What is life without morals? Where has the values-based education gone? There was the time of Gurukul education where the moral values were given more importance than the materialistic book knowledge. Teachers were treated like Gods. In the Gurukuls everything was taught right from the Vedas to archery, Forestry to meditation. Also, education was free and at the end of the learning process the shisyas (students) would give guru dakshina to the guru as a token of gratitude. I know it would be foolish to say that in today’s times — we should have free education!! Slowly the Gurukuls took a back seat with the advancement of education and emergence of the various fields. Then the schools and universities were set-up which ended up giving materialistic modern education. I am not saying that we should get back to the Gurukuls and learn the moral values and Vedas.

In our education system moral values and material knowledge should be balanced. The syllabus in schools should be made flexible to accommodate for both the essentials. The outside world is changing everyday and so should the syllabus being taught in schools and colleges. If the students are supposed to just rattle off the same things that their parents and grandparents learnt years before, then what is the use of such education? The syllabus should include courses that enhance one’s thinking abilities, that builds up one’s character and of course give an introduction to the subject chosen by the student. The choice of the subject should be a bridge between the child’s ambition and future.

Also, parents play a very important role in determining their child’s future. A child should be given freedom to choose his/her own career. Right from 7th standard the parents pressurize their kids to study well so that they can get admitted in top colleges like the IITs and NITs. They send their children to coaching centres who are ‘manufacturers’ of IIT and NIT ‘products’. But they don’t realize that it’s ultimately their kids who are going to suffer.
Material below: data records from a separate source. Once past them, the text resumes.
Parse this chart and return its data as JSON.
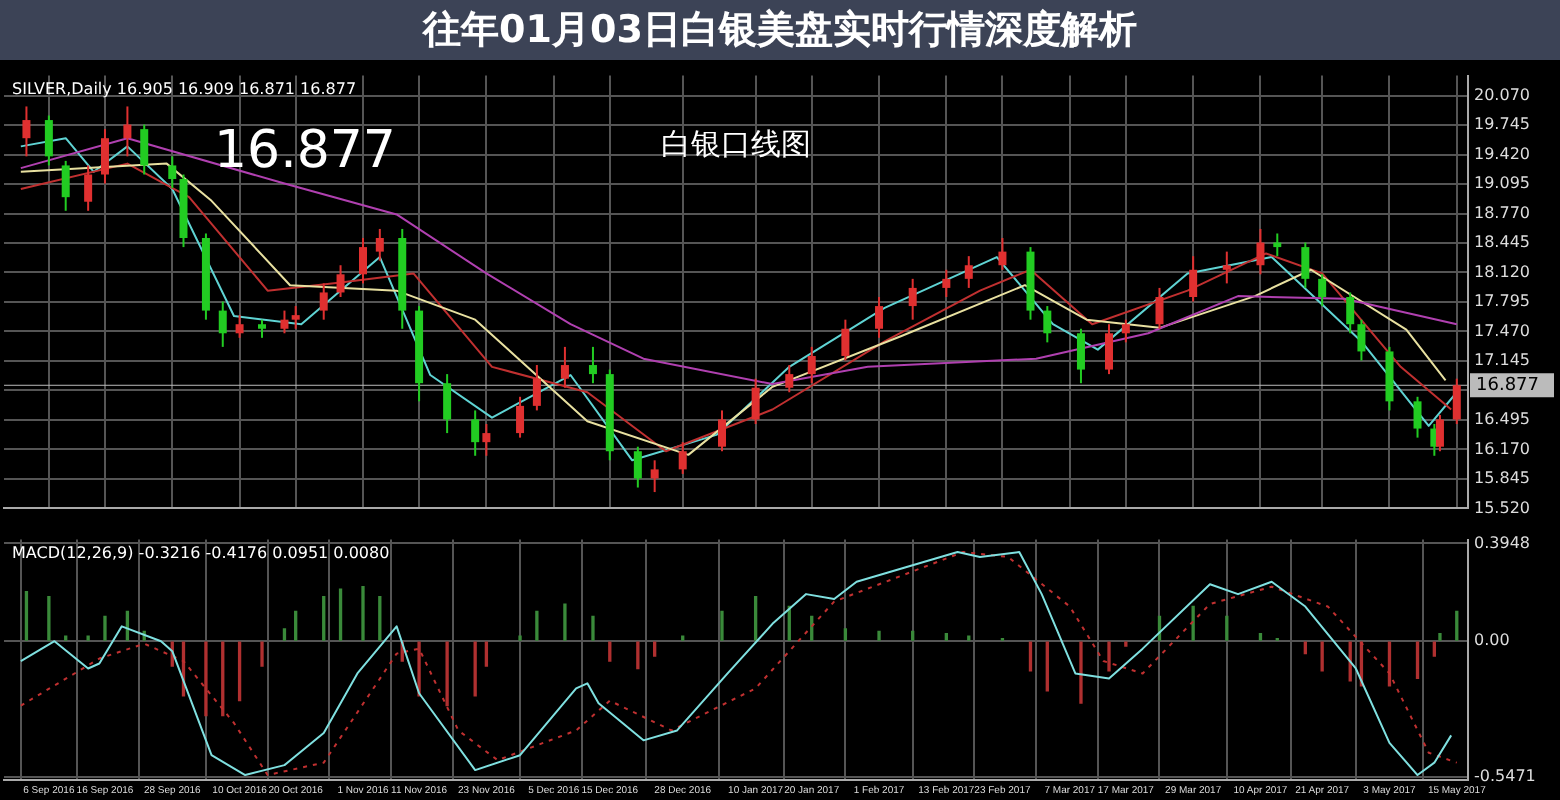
{
  "chart_data": [
    {
      "type": "candlestick",
      "title": "往年01月03日白银美盘实时行情深度解析",
      "subtitle": "白银口线图",
      "annotations": [
        "SILVER,Daily 16.905 16.909 16.871 16.877",
        "16.877"
      ],
      "x": [
        "2016-09-02",
        "2016-09-06",
        "2016-09-09",
        "2016-09-13",
        "2016-09-16",
        "2016-09-20",
        "2016-09-23",
        "2016-09-28",
        "2016-09-30",
        "2016-10-04",
        "2016-10-07",
        "2016-10-10",
        "2016-10-14",
        "2016-10-18",
        "2016-10-20",
        "2016-10-25",
        "2016-10-28",
        "2016-11-01",
        "2016-11-04",
        "2016-11-08",
        "2016-11-11",
        "2016-11-16",
        "2016-11-21",
        "2016-11-23",
        "2016-11-29",
        "2016-12-02",
        "2016-12-07",
        "2016-12-12",
        "2016-12-15",
        "2016-12-20",
        "2016-12-23",
        "2016-12-28",
        "2017-01-04",
        "2017-01-10",
        "2017-01-16",
        "2017-01-20",
        "2017-01-26",
        "2017-02-01",
        "2017-02-07",
        "2017-02-13",
        "2017-02-17",
        "2017-02-23",
        "2017-02-28",
        "2017-03-03",
        "2017-03-09",
        "2017-03-14",
        "2017-03-17",
        "2017-03-23",
        "2017-03-29",
        "2017-04-04",
        "2017-04-10",
        "2017-04-13",
        "2017-04-18",
        "2017-04-21",
        "2017-04-26",
        "2017-04-28",
        "2017-05-03",
        "2017-05-08",
        "2017-05-11",
        "2017-05-12",
        "2017-05-15"
      ],
      "ohlc": [
        [
          19.6,
          19.95,
          19.4,
          19.8
        ],
        [
          19.8,
          19.85,
          19.3,
          19.4
        ],
        [
          19.3,
          19.35,
          18.8,
          18.95
        ],
        [
          18.9,
          19.3,
          18.8,
          19.2
        ],
        [
          19.2,
          19.7,
          19.1,
          19.6
        ],
        [
          19.6,
          19.95,
          19.4,
          19.75
        ],
        [
          19.7,
          19.75,
          19.2,
          19.3
        ],
        [
          19.3,
          19.4,
          19.05,
          19.15
        ],
        [
          19.15,
          19.2,
          18.4,
          18.5
        ],
        [
          18.5,
          18.55,
          17.6,
          17.7
        ],
        [
          17.7,
          17.8,
          17.3,
          17.45
        ],
        [
          17.45,
          17.65,
          17.4,
          17.55
        ],
        [
          17.55,
          17.6,
          17.4,
          17.5
        ],
        [
          17.5,
          17.7,
          17.45,
          17.6
        ],
        [
          17.6,
          17.75,
          17.5,
          17.65
        ],
        [
          17.7,
          18.0,
          17.6,
          17.9
        ],
        [
          17.9,
          18.2,
          17.85,
          18.1
        ],
        [
          18.1,
          18.5,
          18.0,
          18.4
        ],
        [
          18.35,
          18.6,
          18.25,
          18.5
        ],
        [
          18.5,
          18.6,
          17.5,
          17.7
        ],
        [
          17.7,
          17.75,
          16.7,
          16.9
        ],
        [
          16.9,
          17.0,
          16.35,
          16.5
        ],
        [
          16.5,
          16.6,
          16.1,
          16.25
        ],
        [
          16.25,
          16.45,
          16.1,
          16.35
        ],
        [
          16.35,
          16.75,
          16.3,
          16.65
        ],
        [
          16.65,
          17.1,
          16.6,
          16.95
        ],
        [
          16.95,
          17.3,
          16.85,
          17.1
        ],
        [
          17.1,
          17.3,
          16.9,
          17.0
        ],
        [
          17.0,
          17.05,
          16.05,
          16.15
        ],
        [
          16.15,
          16.2,
          15.75,
          15.85
        ],
        [
          15.85,
          16.05,
          15.7,
          15.95
        ],
        [
          15.95,
          16.25,
          15.9,
          16.15
        ],
        [
          16.2,
          16.6,
          16.15,
          16.5
        ],
        [
          16.5,
          16.95,
          16.45,
          16.85
        ],
        [
          16.85,
          17.1,
          16.8,
          17.0
        ],
        [
          17.0,
          17.3,
          16.9,
          17.2
        ],
        [
          17.2,
          17.6,
          17.15,
          17.5
        ],
        [
          17.5,
          17.85,
          17.4,
          17.75
        ],
        [
          17.75,
          18.05,
          17.6,
          17.95
        ],
        [
          17.95,
          18.15,
          17.85,
          18.05
        ],
        [
          18.05,
          18.3,
          17.95,
          18.2
        ],
        [
          18.2,
          18.5,
          18.15,
          18.35
        ],
        [
          18.35,
          18.4,
          17.6,
          17.7
        ],
        [
          17.7,
          17.75,
          17.35,
          17.45
        ],
        [
          17.45,
          17.5,
          16.9,
          17.05
        ],
        [
          17.05,
          17.55,
          17.0,
          17.45
        ],
        [
          17.45,
          17.6,
          17.35,
          17.55
        ],
        [
          17.55,
          17.95,
          17.5,
          17.85
        ],
        [
          17.85,
          18.3,
          17.8,
          18.15
        ],
        [
          18.15,
          18.35,
          18.0,
          18.2
        ],
        [
          18.2,
          18.6,
          18.1,
          18.45
        ],
        [
          18.45,
          18.55,
          18.3,
          18.4
        ],
        [
          18.4,
          18.45,
          17.95,
          18.05
        ],
        [
          18.05,
          18.1,
          17.75,
          17.85
        ],
        [
          17.85,
          17.9,
          17.45,
          17.55
        ],
        [
          17.55,
          17.6,
          17.15,
          17.25
        ],
        [
          17.25,
          17.3,
          16.6,
          16.7
        ],
        [
          16.7,
          16.75,
          16.3,
          16.4
        ],
        [
          16.4,
          16.45,
          16.1,
          16.2
        ],
        [
          16.2,
          16.55,
          16.15,
          16.5
        ],
        [
          16.5,
          16.95,
          16.45,
          16.877
        ]
      ],
      "colors": [
        "#e03030",
        "#22cc22",
        "#22cc22",
        "#e03030",
        "#e03030",
        "#e03030",
        "#22cc22",
        "#22cc22",
        "#22cc22",
        "#22cc22",
        "#22cc22",
        "#e03030",
        "#22cc22",
        "#e03030",
        "#e03030",
        "#e03030",
        "#e03030",
        "#e03030",
        "#e03030",
        "#22cc22",
        "#22cc22",
        "#22cc22",
        "#22cc22",
        "#e03030",
        "#e03030",
        "#e03030",
        "#e03030",
        "#22cc22",
        "#22cc22",
        "#22cc22",
        "#e03030",
        "#e03030",
        "#e03030",
        "#e03030",
        "#e03030",
        "#e03030",
        "#e03030",
        "#e03030",
        "#e03030",
        "#e03030",
        "#e03030",
        "#e03030",
        "#22cc22",
        "#22cc22",
        "#22cc22",
        "#e03030",
        "#e03030",
        "#e03030",
        "#e03030",
        "#e03030",
        "#e03030",
        "#22cc22",
        "#22cc22",
        "#22cc22",
        "#22cc22",
        "#22cc22",
        "#22cc22",
        "#22cc22",
        "#22cc22",
        "#e03030",
        "#e03030"
      ],
      "series": [
        {
          "type": "line",
          "color": "#b040b0",
          "x": [
            "2016-09-01",
            "2016-09-20",
            "2016-10-18",
            "2016-11-07",
            "2016-11-23",
            "2016-12-08",
            "2016-12-21",
            "2017-01-13",
            "2017-01-30",
            "2017-03-01",
            "2017-03-21",
            "2017-04-06",
            "2017-04-25",
            "2017-05-15"
          ],
          "values": [
            19.27,
            19.6,
            19.1,
            18.76,
            18.11,
            17.55,
            17.17,
            16.89,
            17.08,
            17.17,
            17.45,
            17.86,
            17.83,
            17.55
          ]
        },
        {
          "type": "line",
          "color": "#e8e0a0",
          "x": [
            "2016-09-01",
            "2016-09-27",
            "2016-10-05",
            "2016-10-19",
            "2016-11-07",
            "2016-11-21",
            "2016-12-11",
            "2016-12-29",
            "2017-01-13",
            "2017-02-05",
            "2017-02-27",
            "2017-03-10",
            "2017-03-23",
            "2017-04-09",
            "2017-04-19",
            "2017-05-06",
            "2017-05-13"
          ],
          "values": [
            19.23,
            19.32,
            18.91,
            17.98,
            17.92,
            17.6,
            16.48,
            16.11,
            16.86,
            17.42,
            17.98,
            17.6,
            17.51,
            17.86,
            18.15,
            17.49,
            16.93
          ]
        },
        {
          "type": "line",
          "color": "#c03030",
          "x": [
            "2016-09-01",
            "2016-09-20",
            "2016-10-01",
            "2016-10-15",
            "2016-10-28",
            "2016-11-10",
            "2016-11-24",
            "2016-12-11",
            "2016-12-25",
            "2017-01-13",
            "2017-02-02",
            "2017-02-19",
            "2017-02-28",
            "2017-03-11",
            "2017-03-28",
            "2017-04-11",
            "2017-04-21",
            "2017-05-05",
            "2017-05-14"
          ],
          "values": [
            19.04,
            19.32,
            18.95,
            17.92,
            18.01,
            18.11,
            17.08,
            16.8,
            16.15,
            16.61,
            17.36,
            17.92,
            18.15,
            17.55,
            17.92,
            18.33,
            18.11,
            17.08,
            16.61
          ]
        },
        {
          "type": "line",
          "color": "#5fd3d3",
          "x": [
            "2016-09-01",
            "2016-09-09",
            "2016-09-14",
            "2016-09-20",
            "2016-09-28",
            "2016-10-09",
            "2016-10-21",
            "2016-11-04",
            "2016-11-13",
            "2016-11-24",
            "2016-12-08",
            "2016-12-19",
            "2017-01-03",
            "2017-01-16",
            "2017-02-02",
            "2017-02-22",
            "2017-03-04",
            "2017-03-12",
            "2017-03-28",
            "2017-04-12",
            "2017-04-28",
            "2017-05-10",
            "2017-05-15"
          ],
          "values": [
            19.51,
            19.6,
            19.23,
            19.51,
            19.04,
            17.64,
            17.55,
            18.29,
            16.99,
            16.52,
            16.99,
            16.05,
            16.33,
            17.08,
            17.73,
            18.29,
            17.55,
            17.27,
            18.11,
            18.29,
            17.36,
            16.43,
            16.8
          ]
        }
      ],
      "ref_lines": [
        {
          "axis": "y",
          "value": 16.877,
          "label": "16.877",
          "color": "#bbbbbb"
        }
      ],
      "xlim": [
        "2016-08-29",
        "2017-05-17"
      ],
      "xticks": [
        {
          "value": "2016-09-06",
          "label": null
        },
        {
          "value": "2016-09-16",
          "label": null
        },
        {
          "value": "2016-09-28",
          "label": null
        },
        {
          "value": "2016-10-10",
          "label": null
        },
        {
          "value": "2016-10-20",
          "label": null
        },
        {
          "value": "2016-11-01",
          "label": null
        },
        {
          "value": "2016-11-11",
          "label": null
        },
        {
          "value": "2016-11-23",
          "label": null
        },
        {
          "value": "2016-12-05",
          "label": null
        },
        {
          "value": "2016-12-15",
          "label": null
        },
        {
          "value": "2016-12-28",
          "label": null
        },
        {
          "value": "2017-01-10",
          "label": null
        },
        {
          "value": "2017-01-20",
          "label": null
        },
        {
          "value": "2017-02-01",
          "label": null
        },
        {
          "value": "2017-02-13",
          "label": null
        },
        {
          "value": "2017-02-23",
          "label": null
        },
        {
          "value": "2017-03-07",
          "label": null
        },
        {
          "value": "2017-03-17",
          "label": null
        },
        {
          "value": "2017-03-29",
          "label": null
        },
        {
          "value": "2017-04-10",
          "label": null
        },
        {
          "value": "2017-04-21",
          "label": null
        },
        {
          "value": "2017-05-03",
          "label": null
        },
        {
          "value": "2017-05-15",
          "label": null
        }
      ],
      "ylim": [
        15.52,
        20.29
      ],
      "yticks": [
        {
          "value": 15.52,
          "label": "15.520"
        },
        15.845,
        {
          "value": 16.17,
          "label": "16.170"
        },
        16.495,
        {
          "value": 16.82,
          "label": null
        },
        17.145,
        {
          "value": 17.47,
          "label": "17.470"
        },
        17.795,
        {
          "value": 18.12,
          "label": "18.120"
        },
        18.445,
        {
          "value": 18.77,
          "label": "18.770"
        },
        19.095,
        {
          "value": 19.42,
          "label": "19.420"
        },
        19.745,
        {
          "value": 20.07,
          "label": "20.070"
        }
      ],
      "tick_labels": "y",
      "grid": true,
      "legend": false
    },
    {
      "type": "bar",
      "title": "MACD(12,26,9) -0.3216 -0.4176 0.0951 0.0080",
      "x": [
        "2016-09-02",
        "2016-09-06",
        "2016-09-09",
        "2016-09-13",
        "2016-09-16",
        "2016-09-20",
        "2016-09-23",
        "2016-09-28",
        "2016-09-30",
        "2016-10-04",
        "2016-10-07",
        "2016-10-10",
        "2016-10-14",
        "2016-10-18",
        "2016-10-20",
        "2016-10-25",
        "2016-10-28",
        "2016-11-01",
        "2016-11-04",
        "2016-11-08",
        "2016-11-11",
        "2016-11-16",
        "2016-11-21",
        "2016-11-23",
        "2016-11-29",
        "2016-12-02",
        "2016-12-07",
        "2016-12-12",
        "2016-12-15",
        "2016-12-20",
        "2016-12-23",
        "2016-12-28",
        "2017-01-04",
        "2017-01-10",
        "2017-01-16",
        "2017-01-20",
        "2017-01-26",
        "2017-02-01",
        "2017-02-07",
        "2017-02-13",
        "2017-02-17",
        "2017-02-23",
        "2017-02-28",
        "2017-03-03",
        "2017-03-09",
        "2017-03-14",
        "2017-03-17",
        "2017-03-23",
        "2017-03-29",
        "2017-04-04",
        "2017-04-10",
        "2017-04-13",
        "2017-04-18",
        "2017-04-21",
        "2017-04-26",
        "2017-04-28",
        "2017-05-03",
        "2017-05-08",
        "2017-05-11",
        "2017-05-12",
        "2017-05-15"
      ],
      "series": [
        {
          "type": "bar",
          "values": [
            0.2,
            0.18,
            0.02,
            0.02,
            0.1,
            0.12,
            0.04,
            -0.1,
            -0.22,
            -0.3,
            -0.3,
            -0.24,
            -0.1,
            0.05,
            0.12,
            0.18,
            0.21,
            0.22,
            0.18,
            -0.08,
            -0.22,
            -0.26,
            -0.22,
            -0.1,
            0.02,
            0.12,
            0.15,
            0.1,
            -0.08,
            -0.11,
            -0.06,
            0.02,
            0.12,
            0.18,
            0.14,
            0.1,
            0.05,
            0.04,
            0.04,
            0.03,
            0.02,
            0.01,
            -0.12,
            -0.2,
            -0.25,
            -0.12,
            -0.02,
            0.1,
            0.14,
            0.1,
            0.03,
            0.01,
            -0.05,
            -0.12,
            -0.16,
            -0.18,
            -0.18,
            -0.15,
            -0.06,
            0.03,
            0.12
          ],
          "colors": [
            "#3a8a3a",
            "#3a8a3a",
            "#3a8a3a",
            "#3a8a3a",
            "#3a8a3a",
            "#3a8a3a",
            "#3a8a3a",
            "#b03030",
            "#b03030",
            "#b03030",
            "#b03030",
            "#b03030",
            "#b03030",
            "#3a8a3a",
            "#3a8a3a",
            "#3a8a3a",
            "#3a8a3a",
            "#3a8a3a",
            "#3a8a3a",
            "#b03030",
            "#b03030",
            "#b03030",
            "#b03030",
            "#b03030",
            "#3a8a3a",
            "#3a8a3a",
            "#3a8a3a",
            "#3a8a3a",
            "#b03030",
            "#b03030",
            "#b03030",
            "#3a8a3a",
            "#3a8a3a",
            "#3a8a3a",
            "#3a8a3a",
            "#3a8a3a",
            "#3a8a3a",
            "#3a8a3a",
            "#3a8a3a",
            "#3a8a3a",
            "#3a8a3a",
            "#3a8a3a",
            "#b03030",
            "#b03030",
            "#b03030",
            "#b03030",
            "#b03030",
            "#3a8a3a",
            "#3a8a3a",
            "#3a8a3a",
            "#3a8a3a",
            "#3a8a3a",
            "#b03030",
            "#b03030",
            "#b03030",
            "#b03030",
            "#b03030",
            "#b03030",
            "#b03030",
            "#3a8a3a",
            "#3a8a3a"
          ]
        },
        {
          "type": "line",
          "color": "#7fe0e0",
          "x": [
            "2016-09-01",
            "2016-09-07",
            "2016-09-13",
            "2016-09-15",
            "2016-09-19",
            "2016-09-26",
            "2016-09-28",
            "2016-10-05",
            "2016-10-11",
            "2016-10-18",
            "2016-10-25",
            "2016-10-31",
            "2016-11-07",
            "2016-11-11",
            "2016-11-21",
            "2016-11-29",
            "2016-12-09",
            "2016-12-11",
            "2016-12-13",
            "2016-12-21",
            "2016-12-27",
            "2017-01-05",
            "2017-01-13",
            "2017-01-19",
            "2017-01-24",
            "2017-01-28",
            "2017-02-15",
            "2017-02-19",
            "2017-02-26",
            "2017-03-02",
            "2017-03-08",
            "2017-03-14",
            "2017-03-20",
            "2017-04-01",
            "2017-04-06",
            "2017-04-12",
            "2017-04-18",
            "2017-04-27",
            "2017-05-03",
            "2017-05-08",
            "2017-05-11",
            "2017-05-14"
          ],
          "values": [
            -0.08,
            0.0,
            -0.11,
            -0.09,
            0.06,
            0.0,
            -0.04,
            -0.46,
            -0.54,
            -0.5,
            -0.37,
            -0.13,
            0.06,
            -0.21,
            -0.52,
            -0.46,
            -0.19,
            -0.17,
            -0.25,
            -0.4,
            -0.36,
            -0.13,
            0.07,
            0.19,
            0.17,
            0.24,
            0.36,
            0.34,
            0.36,
            0.19,
            -0.13,
            -0.15,
            -0.03,
            0.23,
            0.19,
            0.24,
            0.14,
            -0.11,
            -0.41,
            -0.54,
            -0.49,
            -0.38
          ]
        },
        {
          "type": "line",
          "color": "#c03030",
          "line_style": "dotted",
          "x": [
            "2016-09-01",
            "2016-09-15",
            "2016-09-23",
            "2016-09-30",
            "2016-10-09",
            "2016-10-15",
            "2016-10-25",
            "2016-11-07",
            "2016-11-11",
            "2016-11-18",
            "2016-11-25",
            "2016-12-09",
            "2016-12-15",
            "2016-12-26",
            "2017-01-10",
            "2017-01-24",
            "2017-02-16",
            "2017-02-24",
            "2017-03-07",
            "2017-03-13",
            "2017-03-20",
            "2017-04-01",
            "2017-04-12",
            "2017-04-22",
            "2017-05-03",
            "2017-05-10",
            "2017-05-15"
          ],
          "values": [
            -0.26,
            -0.07,
            -0.01,
            -0.08,
            -0.33,
            -0.54,
            -0.49,
            -0.05,
            -0.03,
            -0.36,
            -0.48,
            -0.36,
            -0.24,
            -0.36,
            -0.19,
            0.16,
            0.36,
            0.34,
            0.14,
            -0.08,
            -0.13,
            0.15,
            0.22,
            0.14,
            -0.13,
            -0.45,
            -0.49
          ]
        }
      ],
      "xlim": [
        "2016-08-29",
        "2017-05-17"
      ],
      "xticks": [
        {
          "value": "2016-09-06",
          "label": "6 Sep 2016"
        },
        {
          "value": "2016-09-16",
          "label": "16 Sep 2016"
        },
        {
          "value": "2016-09-28",
          "label": "28 Sep 2016"
        },
        {
          "value": "2016-10-10",
          "label": "10 Oct 2016"
        },
        {
          "value": "2016-10-20",
          "label": "20 Oct 2016"
        },
        {
          "value": "2016-11-01",
          "label": "1 Nov 2016"
        },
        {
          "value": "2016-11-11",
          "label": "11 Nov 2016"
        },
        {
          "value": "2016-11-23",
          "label": "23 Nov 2016"
        },
        {
          "value": "2016-12-05",
          "label": "5 Dec 2016"
        },
        {
          "value": "2016-12-15",
          "label": "15 Dec 2016"
        },
        {
          "value": "2016-12-28",
          "label": "28 Dec 2016"
        },
        {
          "value": "2017-01-10",
          "label": "10 Jan 2017"
        },
        {
          "value": "2017-01-20",
          "label": "20 Jan 2017"
        },
        {
          "value": "2017-02-01",
          "label": "1 Feb 2017"
        },
        {
          "value": "2017-02-13",
          "label": "13 Feb 2017"
        },
        {
          "value": "2017-02-23",
          "label": "23 Feb 2017"
        },
        {
          "value": "2017-03-07",
          "label": "7 Mar 2017"
        },
        {
          "value": "2017-03-17",
          "label": "17 Mar 2017"
        },
        {
          "value": "2017-03-29",
          "label": "29 Mar 2017"
        },
        {
          "value": "2017-04-10",
          "label": "10 Apr 2017"
        },
        {
          "value": "2017-04-21",
          "label": "21 Apr 2017"
        },
        {
          "value": "2017-05-03",
          "label": "3 May 2017"
        },
        {
          "value": "2017-05-15",
          "label": "15 May 2017"
        }
      ],
      "ylim": [
        -0.56,
        0.41
      ],
      "yticks": [
        -0.5471,
        {
          "value": 0,
          "label": "0.00"
        },
        0.3948
      ],
      "grid": true,
      "legend": false
    }
  ]
}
I am not here to talk about the drawbacks of the educational system. If I lay further emphasis on the flaws in the system, you’ll surely say I am being too pessimistic. Every coin has two sides- the good and the bad. I have spoken quite a lot about the bad side. The modern educational system is scientific and more realistic. It helps in building up a competitive spirit which is most required in today’s fast paced world. It has been bringing a socio-economic transformation in the society. The Indian education system is considered one of the best systems of education. It makes the students mentally strong to face the cruel challenges of life.

The system could be made better with the cooperation of the students, parents and teachers. The students first need to be clear about what they really want to do in life. The next step has to be taken by the parents. As parents their role should be to encourage their kids to take up what they wish to do. After a particular class, say 8th standard, the educational institutes should make it optional for the students to choose subjects of their interests. In the college level instead of an examination every semester the students should be given the option of writing a year end exam. In colleges, instead of laying much stress on the book knowledge, what could be done is give an introduction about the subject to the students and then make it compulsory for each student to do a research/project on that respective subject and finally give a presentation on the research topic given by them. Well, it is just a suggestion given by a handful of college students!!

A bit more moral-based education and a more analytical and practical approach rather than a theoretical approach could make the educational system in India stronger and education more worthwhile. As an individual we surely can’t bring about a change in the system but if each and every one of us who is a part of the educational system right from the authorities at high levels to the students does our bit individually in trying to reform the system we surely can succeed up to a certain limit. It is up to us to decide whether we wish to opt for a living or a life!!